Visibility is one of the most important aspects, visibility addresses the consumer’s need to be able to see the key components in making the product function. For example, a door needs to give the user a clue as to how to open it: handles, designed correctly to designate whether it must me pushed or pulled, correct placement to know which side of the door in unhinged, therefore letting the door move as a force is acted upon it (Norman 4-5).

On proponent of visibility is the use of natural signals, parts that are easily interpreted by the consumer in order to  approach and use the product. This is important in design, for it is flawed should the consumer have to stop and think at any point (Norman 4).

Another proponent of visibility is the idea of affordances. In design, affordances is another way to say “is for.” Each part on a piece of technology needs to be for something. Otherwise, the piece becomes arbitrary and already begins to confuse the user. If there is no need for a certain knob or an extra button, then it shouldn’t be included in the final design (Norman 9).

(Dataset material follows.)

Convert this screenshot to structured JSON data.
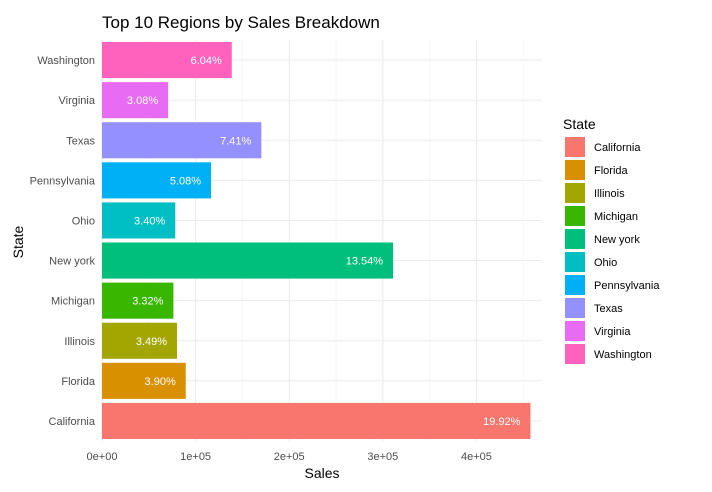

The visibility also should allow users to see the constraints and mappings of the item. Constraints limit the ways an item can be used. This simplifies things for the user; they now know what they cannot do, leaving only the correct way to use a product (Norman 12).
Mapping displays the relationship between the object and it’s actions to it’s results. It links what the user wants to do and what it possible. It works along with constraints and affordances to give the user the easiest time possible using and object (Norman 9-12).
To demonstrate these three ideas, Norman used scissors as an example (12-13). The holes in the handle afford a place for your fingers to go through and hold. The size of the holes act as a contraint, demonstrating how many fingers can fit in each hole.  The mappings of the handle allow for up and down movement, to start moving the scissor’s blades as well (Norman 12-13).

Norman goes on to explain how these ideas are needed in what are called conceptual models (13). Creating a conceptual model first fits right in to the idea of visibility: if the designer can’t even see what they’re making, they’d be working blindly and they themselves would be unable to figure out what to do if something should go wrong (Norman 14-16).

The goal of the first chapter was to give readers a better idea of what a designer does. While they do make things according to how eye-pleasing it is, they must also concentrate on how it works, if it’s usable, it will be able to sell because of both its looks and it’s functionality. The concepts mentioned above really are vital into the design of objects. Technology will keep growing and expanding, but what good is that if people have no idea what to do with it?
Daily life would get increasingly more complicated. This idea of visibility is the most obvious and helpful way to use anything around us. Without this visibility, simple tasks like walking through doors or using a pair of scissors would be more complicated and a lot more time-consuming. Therefore, which each day that goes by, we would get less and less productive, which would start a giant backslide from the technological advances that have been made.